John Warner (Jesuit)

John Warner (1628–1692) was an English Jesuit, known as a controversialist and confessor to James II.

Life

He was born in Warwickshire, and was educated and ordained priest in Spain. For some years prior to 1663, when he entered the Jesuit order, he held the chair of philosophy and divinity in the English College at Douai. He was afterwards successively lecturer in divinity in the Jesuit college at Liège and prolocutor of the order at Paris, where he took the fourth vow on 2 February 1673. He was appointed rector of Liège in 1678, and on 4 December 1679 provincial of his order. He was reputed to be implicated in the Popish Plot; the 1680 pamphlet A Vindication of the English Catholics against the accusations levelled at the Jesuits in the fictitious Plot is attributed to him.[1] Warner claimed that Titus Oates had offered to sell to the Jesuits his manuscript narrative which later became the backbone of the alleged Plot, early in August 1678.[2] He took part in the twelfth general congregation of the Jesuit order at Rome, 21 June to 6 September 1682, and was rector of St. Omer, 1683-6.

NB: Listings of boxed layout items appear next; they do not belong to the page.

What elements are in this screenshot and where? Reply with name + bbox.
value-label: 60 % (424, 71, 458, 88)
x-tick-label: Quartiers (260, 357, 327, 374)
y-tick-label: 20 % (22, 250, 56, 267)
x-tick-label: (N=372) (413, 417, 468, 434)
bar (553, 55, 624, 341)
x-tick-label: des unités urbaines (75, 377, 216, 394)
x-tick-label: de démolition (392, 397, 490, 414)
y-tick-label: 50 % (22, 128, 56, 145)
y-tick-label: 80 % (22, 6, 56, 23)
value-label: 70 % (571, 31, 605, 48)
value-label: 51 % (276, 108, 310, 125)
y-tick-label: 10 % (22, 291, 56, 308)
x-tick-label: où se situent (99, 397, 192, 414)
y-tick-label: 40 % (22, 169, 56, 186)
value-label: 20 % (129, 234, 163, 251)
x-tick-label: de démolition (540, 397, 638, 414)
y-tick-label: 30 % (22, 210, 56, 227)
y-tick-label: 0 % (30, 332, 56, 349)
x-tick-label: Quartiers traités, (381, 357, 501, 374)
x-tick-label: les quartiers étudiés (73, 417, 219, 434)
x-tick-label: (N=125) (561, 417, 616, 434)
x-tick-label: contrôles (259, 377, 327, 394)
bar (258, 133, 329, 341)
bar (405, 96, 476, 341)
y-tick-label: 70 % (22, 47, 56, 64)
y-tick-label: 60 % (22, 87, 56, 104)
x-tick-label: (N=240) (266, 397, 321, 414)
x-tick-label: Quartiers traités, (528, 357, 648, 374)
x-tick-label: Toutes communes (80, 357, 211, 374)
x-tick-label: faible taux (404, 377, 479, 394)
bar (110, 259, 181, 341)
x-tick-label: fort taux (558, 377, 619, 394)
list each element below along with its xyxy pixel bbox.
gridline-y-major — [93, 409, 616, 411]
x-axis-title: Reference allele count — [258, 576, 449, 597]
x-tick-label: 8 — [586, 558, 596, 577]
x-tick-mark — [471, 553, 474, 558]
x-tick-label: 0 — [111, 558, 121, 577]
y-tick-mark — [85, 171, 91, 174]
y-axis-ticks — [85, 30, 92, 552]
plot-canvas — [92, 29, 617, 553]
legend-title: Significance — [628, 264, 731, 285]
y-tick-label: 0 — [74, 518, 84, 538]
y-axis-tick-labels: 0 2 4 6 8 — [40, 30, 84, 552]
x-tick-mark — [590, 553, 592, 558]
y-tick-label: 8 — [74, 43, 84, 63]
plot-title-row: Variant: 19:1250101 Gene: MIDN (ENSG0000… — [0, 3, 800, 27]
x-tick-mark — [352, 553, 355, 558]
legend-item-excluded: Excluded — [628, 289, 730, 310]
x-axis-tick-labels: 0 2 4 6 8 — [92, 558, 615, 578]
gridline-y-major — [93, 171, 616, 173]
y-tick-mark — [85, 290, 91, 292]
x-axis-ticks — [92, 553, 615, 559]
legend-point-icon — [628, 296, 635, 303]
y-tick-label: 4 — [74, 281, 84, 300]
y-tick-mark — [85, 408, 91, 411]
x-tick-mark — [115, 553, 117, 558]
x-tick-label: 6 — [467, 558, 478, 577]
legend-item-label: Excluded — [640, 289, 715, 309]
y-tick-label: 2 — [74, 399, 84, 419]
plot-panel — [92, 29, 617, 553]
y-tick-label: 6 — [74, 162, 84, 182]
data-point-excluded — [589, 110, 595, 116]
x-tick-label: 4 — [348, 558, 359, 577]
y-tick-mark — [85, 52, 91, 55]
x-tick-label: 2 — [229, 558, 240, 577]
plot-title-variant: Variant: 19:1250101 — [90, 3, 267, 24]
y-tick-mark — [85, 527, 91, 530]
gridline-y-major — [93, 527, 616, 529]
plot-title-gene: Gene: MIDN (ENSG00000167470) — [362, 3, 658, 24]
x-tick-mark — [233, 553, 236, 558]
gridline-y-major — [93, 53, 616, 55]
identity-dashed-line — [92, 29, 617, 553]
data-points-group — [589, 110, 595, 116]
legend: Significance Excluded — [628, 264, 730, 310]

On the recommendation of Edward Petre, he replaced the Capuchin Father Mansuete as confessor to James II, in 1686; according to Maurice Ashley, Warner gave James moderate advice.[3] At the time of the Glorious Revolution in 1689 he followed James to France, though detained at Gravesend where he needed forged papers to escape.[4] He died at Paris on 2 November 1692.

Works

Warner was author of:

Warner has also been credited with the authorship of Blakloanas Haeresis olim in Pelagio et Manichaeis damnatae nunc denuo renascentis Historia et Confutatio, an attack on Thomas White (pseudonym Thomas Blackloe). It was published at Ghent, 1675, 4to, as by M. Lominus, which was really a pseudonym for Peter Talbot.

Notes

  1. Andrew Pyle (editor), Dictionary of Seventeenth Century British Philosophers (2000), article on Warner, pp. 857-8.
  2. John Kenyon, The Popish Plot (2d ed., 1985), p. 59.
  3. Maurice Ashley, James II (1977), p. 203.
  4. John Callow, King in Exile (2004), p. 54.